当時二十三歳。私は県庁の職員で、土地管理などを担当する耕地課という部署で働いていた。庁舎の二階の部屋で、窓ふきをしていると、突然、閃光(せんこう)が目の前を突き抜けた。周囲が真っ白になり、とっさに頭を抱え、その場に伏せた。
起き上がると、辺り一面にガラスの破片が落ちていた。建物の窓ガラスすべてが吹き飛んでいたのだ。しばらくして、情報が錯綜(さくそう)し始めた。「浦上の方が壊滅状態らしいぞ!」。怒号が飛び交い、仕事どころではなくなった。庁舎内はパニック状態に陥った。
私の自宅は爆心地に近い場所(現在の平野町)にあった。父や兄は戦地へ行っており、母と私の二人暮らしだった。母の元へすぐに行って安否を確認したかったが「危険だから」と、周囲に止められ、矢の平町にある親せきの家に身を寄せた。

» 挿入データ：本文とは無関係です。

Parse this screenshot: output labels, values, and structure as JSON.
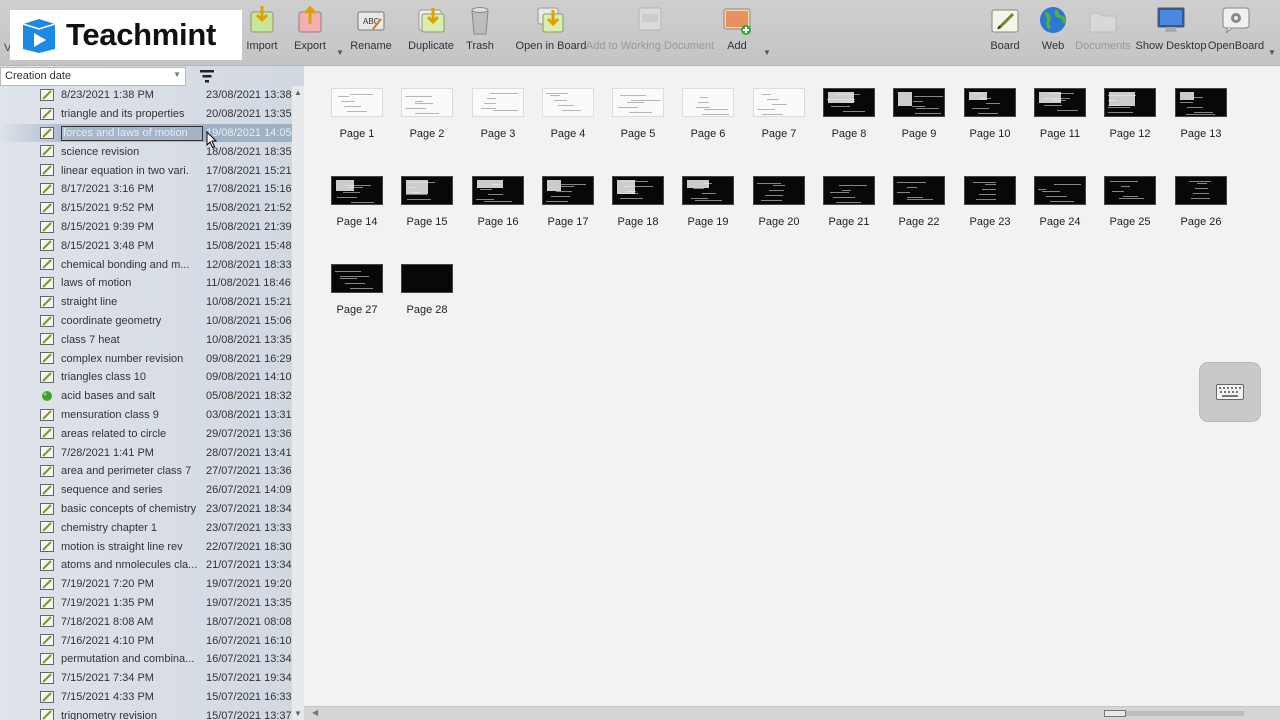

二、三日が過ぎ、ようやく自宅に帰ることができた。しかし、母を捜すどころか、自分の家がどこに立っていたのかさえ分からないほど、辺りはがれきで埋め尽くされていた。それから毎日、母を捜して歩いた。手伝ってくれる人はいない。近所のほとんどが同じ状況だったからだ。近くに遺体が山のように集められている場所があり、そこも見て回ったが、見つからなかった。あまりの惨状に、地獄にいるような錯覚にとらわれた。
原爆が落ちて十日ぐらいして、自宅の前に立っていたキョウチクトウの木がボロボロになって残っているのに気付いた。その木を目印にして、自宅の場所が分かった。
母の遺体は玄関があったはずの場所に埋もれていた。真っ黒になり、うつぶせで倒れていた。時間がたっていたせいもあり、形も崩れていた。言葉を失った。無意識に涙がぼろぼろと出た。
それから、自宅の近くの防空壕(ごう)に荷物を移したが、とても住める場所ではなかった。親せきや友人の家を転々とした。時々、髪の毛がごっそりと抜け落ちることに、ただただ不安が募った。
<私の願い>
高校生一万人署名活動など若者が平和運動を続けていることは素晴らしいと思う。一方で、政治家が原爆投下を「しょうがない」と発言するような時代にもなってしまった。大人が戦争の記憶を忘れているのではないか心配。多くの若者が戦争の恐ろしさを正しく理解し、平和を受け継いでほしい。